I’ve been working on bigger projects till about a week ago then I got real curious about a trading idea: what happens to S&P 500 next week when commodity currencies are aligned up or down the same day? What happens if I want to reduce the drawdown periods and increase the run-up periods? what happens if I apply Relative Strength to a strategy’s risk management by using it as a Equity Curve “Surfing” method ? (thanks to Market Rewind for introducing me to inter-market analysis and Relative Strength).
So I just ran with it.
In the process I learned several new things:
- This type of specific correlation condition doesn’t work during bull markets most of the time.
- It does work during bear markets. Probably because of seasonal increase in asset correlations.
- How equity curve filters that reduce drawdown periods and increase run-up periods affect the strategy in a total lookback period of 250 days: Run-up periods need more time to run and drawdown periods need to be cut much more quickly.
- How Relative Strength looks like within the context of equity curve risk reduction.
- How to apply newly (to me) used programming methods like arrays, an In-Sample optimization method and even a nice Autofill by user’s referenced column macro in Excel that saves a lot of time in the algo-building process.
I’m aware of several non-kosher statistical factors to the testing method that reduce expected returns in this test:
- Filters have parameters with lookback periods that reduce the degrees of freedom.

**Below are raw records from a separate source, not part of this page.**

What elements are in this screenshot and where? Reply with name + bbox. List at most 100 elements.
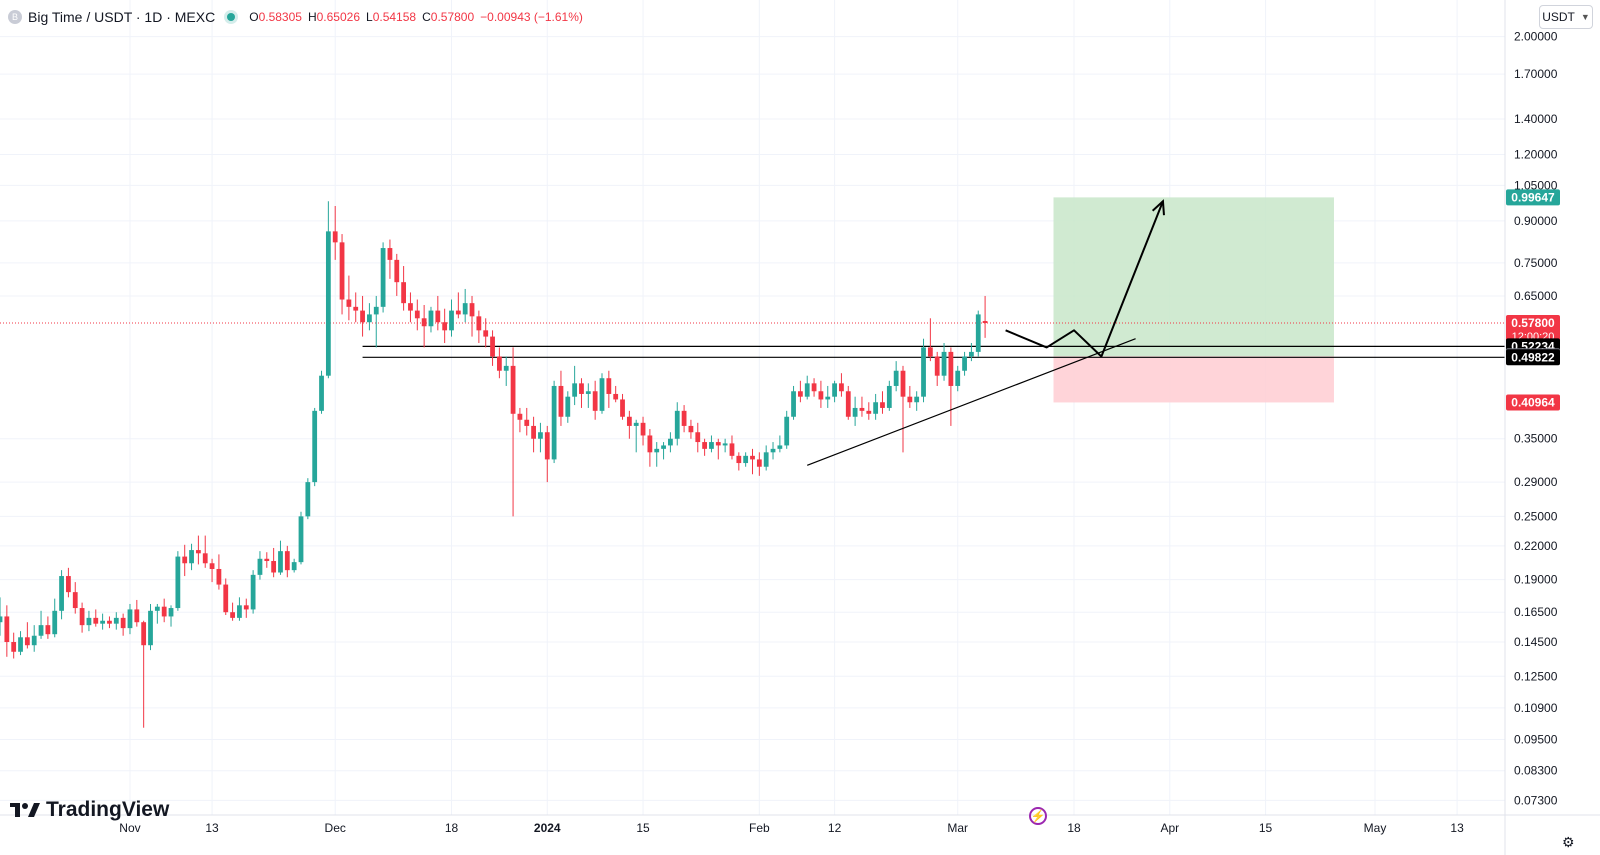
candle-body — [483, 330, 489, 337]
drawings — [807, 199, 1165, 466]
y-tick-label: 0.07300 — [1514, 793, 1558, 807]
candle-body — [360, 310, 365, 323]
candle-body — [59, 576, 64, 611]
candle-body — [237, 605, 242, 618]
candle-body — [620, 399, 625, 417]
candle-body — [544, 432, 550, 460]
y-tick-label: 0.09500 — [1514, 733, 1558, 747]
candle-body — [223, 584, 229, 613]
candle-body — [476, 316, 482, 331]
tradingview-logo-text: TradingView — [46, 798, 170, 821]
candle-body — [674, 410, 680, 439]
candle-body — [859, 407, 865, 411]
candle-body — [312, 410, 318, 483]
candle-body — [18, 637, 23, 652]
candle-body — [743, 455, 749, 464]
candle-body — [435, 310, 441, 323]
currency-label: USDT — [1542, 10, 1575, 24]
candle-body — [93, 617, 99, 624]
candle-body — [661, 445, 666, 449]
candle-body — [387, 248, 393, 260]
candle-body — [168, 608, 174, 617]
ohlc-low: L0.54158 — [366, 10, 417, 24]
x-tick-label: 13 — [1450, 821, 1464, 835]
candle-body — [148, 610, 153, 646]
y-tick-label: 1.70000 — [1514, 67, 1558, 81]
candle-body — [606, 378, 612, 394]
candle-body — [278, 551, 283, 573]
candle-body — [113, 617, 119, 624]
candle-body — [975, 314, 981, 352]
candle-body — [510, 365, 516, 414]
market-status-icon — [227, 13, 236, 21]
candle-body — [182, 556, 188, 564]
candle-body — [490, 336, 495, 357]
candle-body — [394, 259, 400, 283]
candle-body — [154, 606, 160, 611]
candle-body — [599, 378, 605, 411]
candle-body — [647, 435, 653, 453]
symbol-title[interactable]: Big Time / USDT · 1D · MEXC — [28, 9, 216, 25]
candle-body — [756, 459, 762, 467]
candle-body — [24, 637, 30, 646]
candle-body — [531, 425, 536, 439]
lightning-icon[interactable]: ⚡ — [1029, 807, 1047, 825]
candle-body — [4, 616, 10, 643]
candle-body — [408, 303, 413, 311]
candle-body — [804, 383, 810, 397]
candle-body — [428, 310, 434, 327]
x-tick-label: Nov — [119, 821, 140, 835]
candle-body — [845, 391, 851, 417]
candle-body — [209, 563, 215, 569]
y-tick-label: 0.75000 — [1514, 256, 1558, 270]
y-tick-label: 1.05000 — [1514, 178, 1558, 192]
candle-body — [866, 410, 872, 414]
target-zone — [1053, 197, 1334, 357]
candle-body — [195, 550, 201, 554]
candle-body — [750, 455, 755, 460]
candle-body — [934, 356, 940, 376]
candle-body — [319, 375, 324, 411]
candle-body — [681, 410, 687, 426]
candle-body — [257, 558, 263, 575]
candle-body — [216, 568, 222, 585]
candle-body — [284, 551, 290, 571]
x-tick-label: 13 — [205, 821, 219, 835]
candle-body — [873, 402, 879, 414]
chevron-down-icon: ▼ — [1580, 12, 1590, 22]
x-tick-label: 15 — [636, 821, 650, 835]
y-tick-label: 0.08300 — [1514, 764, 1558, 778]
candle-body — [579, 383, 584, 394]
candle-body — [715, 442, 721, 446]
candle-body — [79, 608, 85, 626]
gear-icon[interactable]: ⚙ — [1562, 834, 1575, 850]
x-tick-label: Dec — [325, 821, 346, 835]
candle-body — [346, 299, 352, 307]
candle-body — [120, 617, 126, 629]
price-label-bg — [1506, 394, 1560, 411]
x-tick-label: 12 — [828, 821, 842, 835]
candle-body — [633, 422, 639, 426]
candle-body — [189, 550, 194, 564]
candle-body — [941, 351, 947, 376]
candle-body — [886, 385, 892, 408]
candle-body — [948, 351, 954, 386]
candle-body — [367, 314, 372, 323]
candle-body — [449, 310, 454, 331]
candle-body — [695, 432, 701, 443]
currency-selector[interactable]: USDT ▼ — [1539, 5, 1593, 29]
tradingview-logo[interactable]: TradingView — [10, 798, 169, 822]
y-tick-label: 1.20000 — [1514, 148, 1558, 162]
candle-body — [86, 617, 92, 626]
price-label-bg — [1506, 189, 1560, 206]
x-tick-label: Mar — [947, 821, 968, 835]
y-tick-label: 0.35000 — [1514, 432, 1558, 446]
y-tick-label: 2.00000 — [1514, 30, 1558, 44]
candle-body — [100, 620, 106, 624]
candle-body — [551, 385, 557, 460]
candle-body — [825, 396, 831, 400]
candle-body — [538, 432, 543, 439]
candle-body — [969, 351, 974, 357]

- There’s a significant increase in complexity from these filters’ conditions that also reduce Expected Returns.
- The back testing window is 8 years or 1/2 way through to the threshold in the number of years it takes for a strategy’s Expected Returns to flatten out – about 15 years of daily data. Until that threshold there’s a convex slope of % points that one needs to reduce from the arithmetic mean of returns in the back test to adjust for a realistic figure of Expected Returns.